The cloud vendors are starting to offer ARM compute capacity for significantly cheaper than x86, to where even un-optimized ARM ports can be cost effective. If STAR were updated to support NEON or SVE, Amazon Graviton 3 would become significantly more cost effective vs any other options.
Hi Alex,
At present, the only feature in STAR that uses SIMDE is the CellRanger-like trimming of the adapter for STARsolo runs
(option --clipAdapterType CellRanger4
).
Opal was easy to use and gave results most similar to CellRanger.
I am not sure if it's worth it to explore other options at this moment.
Just to clarify - that's very helpful. If I'm running a pipeline and not using that particular option, it would be fine to compile and run on an ARM processor (no performance penalty due to lack of SIMDE operations). Would I still run into problems getting STAR to compile in that environment (I was about to try, so I can work it out experimentally I guess, but any tips appreciated).
As long as you can compile it, there will be no performance penalty. There may be some compilations issues with g++ flags. I think you will need make CXXFLAGS_SIMD=""

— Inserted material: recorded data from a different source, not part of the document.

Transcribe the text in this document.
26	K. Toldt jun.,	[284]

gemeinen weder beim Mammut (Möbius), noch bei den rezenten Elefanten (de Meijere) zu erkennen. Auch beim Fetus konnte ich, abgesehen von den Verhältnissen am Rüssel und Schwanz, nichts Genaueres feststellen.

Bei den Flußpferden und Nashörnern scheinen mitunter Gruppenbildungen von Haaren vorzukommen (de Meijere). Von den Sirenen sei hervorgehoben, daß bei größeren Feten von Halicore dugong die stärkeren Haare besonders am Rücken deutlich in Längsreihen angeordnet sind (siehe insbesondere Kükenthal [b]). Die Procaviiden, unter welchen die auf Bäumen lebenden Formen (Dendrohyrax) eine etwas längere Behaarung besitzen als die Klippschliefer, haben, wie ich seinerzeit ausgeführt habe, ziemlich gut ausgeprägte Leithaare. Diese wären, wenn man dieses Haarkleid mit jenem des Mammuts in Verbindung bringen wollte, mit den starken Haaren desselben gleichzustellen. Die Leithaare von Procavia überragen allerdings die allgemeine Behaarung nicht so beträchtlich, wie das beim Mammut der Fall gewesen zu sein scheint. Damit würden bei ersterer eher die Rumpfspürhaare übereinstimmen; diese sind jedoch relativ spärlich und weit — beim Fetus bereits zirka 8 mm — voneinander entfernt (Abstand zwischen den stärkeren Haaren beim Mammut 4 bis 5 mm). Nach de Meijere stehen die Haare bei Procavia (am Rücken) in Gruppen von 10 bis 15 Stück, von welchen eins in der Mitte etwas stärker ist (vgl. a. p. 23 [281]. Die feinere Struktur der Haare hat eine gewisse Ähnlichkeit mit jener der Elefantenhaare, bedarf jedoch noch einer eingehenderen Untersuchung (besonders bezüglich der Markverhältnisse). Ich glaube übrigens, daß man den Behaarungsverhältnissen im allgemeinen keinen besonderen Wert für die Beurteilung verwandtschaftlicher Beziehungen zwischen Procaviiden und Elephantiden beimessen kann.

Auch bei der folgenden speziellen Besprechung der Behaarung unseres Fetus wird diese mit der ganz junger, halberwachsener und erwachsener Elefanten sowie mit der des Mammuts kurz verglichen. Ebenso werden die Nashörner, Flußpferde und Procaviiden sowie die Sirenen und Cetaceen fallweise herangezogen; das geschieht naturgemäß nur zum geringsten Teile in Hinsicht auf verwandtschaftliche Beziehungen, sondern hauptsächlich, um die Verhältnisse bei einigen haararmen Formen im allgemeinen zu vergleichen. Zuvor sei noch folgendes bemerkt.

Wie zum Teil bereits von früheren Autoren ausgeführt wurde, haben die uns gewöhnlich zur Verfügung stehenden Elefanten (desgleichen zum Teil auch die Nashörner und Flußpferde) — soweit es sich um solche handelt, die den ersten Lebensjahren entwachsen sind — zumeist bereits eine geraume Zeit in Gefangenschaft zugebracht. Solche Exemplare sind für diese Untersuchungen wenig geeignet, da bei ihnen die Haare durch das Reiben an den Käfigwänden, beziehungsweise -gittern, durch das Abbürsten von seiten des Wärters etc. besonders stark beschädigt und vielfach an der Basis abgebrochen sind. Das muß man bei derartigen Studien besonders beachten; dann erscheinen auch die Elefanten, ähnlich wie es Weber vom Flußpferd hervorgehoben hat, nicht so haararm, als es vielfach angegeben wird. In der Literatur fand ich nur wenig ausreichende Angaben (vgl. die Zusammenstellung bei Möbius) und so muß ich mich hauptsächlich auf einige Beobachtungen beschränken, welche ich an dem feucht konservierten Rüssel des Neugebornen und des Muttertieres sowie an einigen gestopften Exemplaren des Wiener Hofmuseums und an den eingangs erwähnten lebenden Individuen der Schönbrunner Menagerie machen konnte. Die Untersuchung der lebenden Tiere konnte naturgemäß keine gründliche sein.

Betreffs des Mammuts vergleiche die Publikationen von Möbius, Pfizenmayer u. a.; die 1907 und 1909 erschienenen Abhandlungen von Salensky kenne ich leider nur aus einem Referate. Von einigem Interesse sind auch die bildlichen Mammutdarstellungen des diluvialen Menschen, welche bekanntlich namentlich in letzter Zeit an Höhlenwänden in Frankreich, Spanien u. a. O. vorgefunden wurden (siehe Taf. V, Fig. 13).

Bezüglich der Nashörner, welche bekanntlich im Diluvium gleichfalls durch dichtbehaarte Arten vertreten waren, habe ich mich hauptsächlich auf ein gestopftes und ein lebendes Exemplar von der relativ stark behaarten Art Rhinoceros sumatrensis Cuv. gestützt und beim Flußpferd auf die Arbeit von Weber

to get rid of the SIMD-specific flag.
Just to confirm, that worked beautifully to build on an ARM system just now. Still need to test, but thanks for the tip
Hi, thanks for making such a useful tool! I noticed that STAR has ARM support by dropping SIMDE into Opal. That's a great place to start, but there's room for a lot of improvement.
Are there any plans for ARM support in the future? I noticed that the README still mentions explicitly that only x86 is supported, but it looks like the Debian Med team has been patching SIMDE in for ages to get STAR working on more platforms.
I'm seeing some exploration to bring NEON support to Opal: https://github.com/Martinsos/opal/pull/32 but Opal looks like a fully dead project, so maybe with STAR as its primary consumer the changes could just be made here?
AVX512 also exists too now, and it's very likely that updating Opal / STAR to support AVX512 could accomplish huge increases in performance without changing the existing behavior / algorithms at all. AVX512 performance isn't awesome on Skylake or Cascade Lake Xeons, but it looks outstanding on Ice Lake and newer. Thoughts?